Thanks to God and my depression era parents I was frugal and lived
[comfortably] below my means and managed to save money, no debt
and retire early. I know it can be done; I did it. But first one must
start with the premise: "It's not what you earn, it's what you save
that counts."
Lifestyle and making good personal choices are extremely important.
I'll give you another example of a different kind of single parent.
She was a coworker. Her salary was more than mine. Neither she
nor her child had medical issues. She would complain about not having
any money to pay the rent, electric, etc. I felt sorry for her until one day
after payday, she came to work with professionally done hair and nails
and bragging about it.
How much did you expect a burger flipper to have in a retirement account?
Perhaps housing might finally become affordable for the poor and near poor?
Well now, that depends.
How much is the flipper making? Are they rooming with others? Riding a bicycle to work, or sharing a ride? Buying all their clothes at retailers or getting some of them from goodwill or salvation army?
I know of a place in Williamsburg, Va, where you can get a small 2 bedroom with all utilities for $600 a month.
I was about to say the same..don't put all your eggs in one basket.
Many Americans are lacking in financial education and don't actively manage their savings.
Public schools should teach personal finance, but most of them don't.
And if they did, heaven knows how badly they would misteach it.
However, there is good information out there on personal finance for those who self-educate.
Unfortunately, most Americans prefer a steady diet of American Idol and Dancing with the Stars,
mindless entertainment rather than anything educational.

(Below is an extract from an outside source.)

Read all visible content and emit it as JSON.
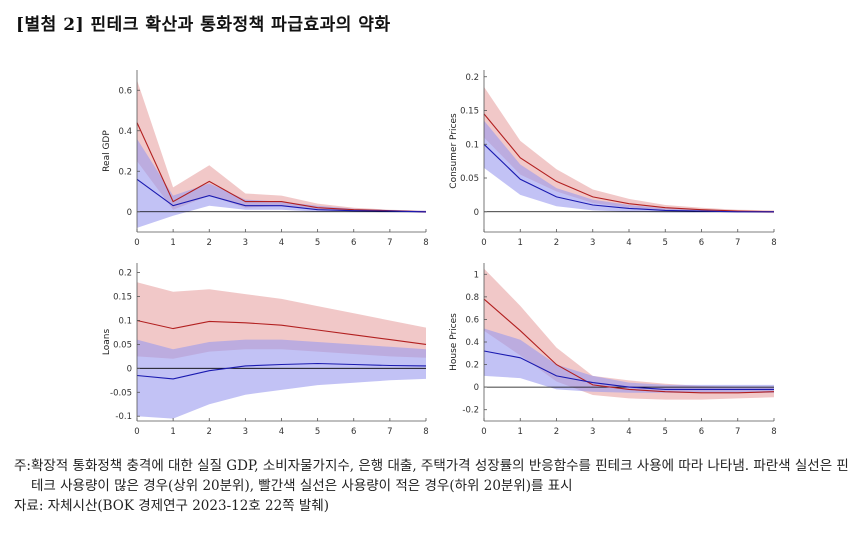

I think that anyone on a limited burger flipping income would have to be completely immune to both advertizing and criticism or ostracizing by their co workers. Showing up for work, even at burger doodles, in Goodwill cloths will get you laughed at. In some places it will get you fired.
I suggest, if you are just starting out without a college degree, or even with one, stay with and mooch off your parents until you can afford to move out and live on your own. If living with your parents will actually cost more money or emotional distress than you can tolerate then move out and do the best you can.
And just by staying with that burger flipper position even a year or so will easily get you promoted to shift leader or whatever they are called because those jobs are so transient.
How much would you save if you had a minimum wage job and did not own your home?
I started out earning minimum wage, then moved up in career.
I started out in an apartment, then moved up in house [a cheap $35,000 house originally.]
It's called initiative, future planning, making a plan and following it to its conclusion.
And living a moral, below-your-means lifestyle to finance it and with God's help reach your goal.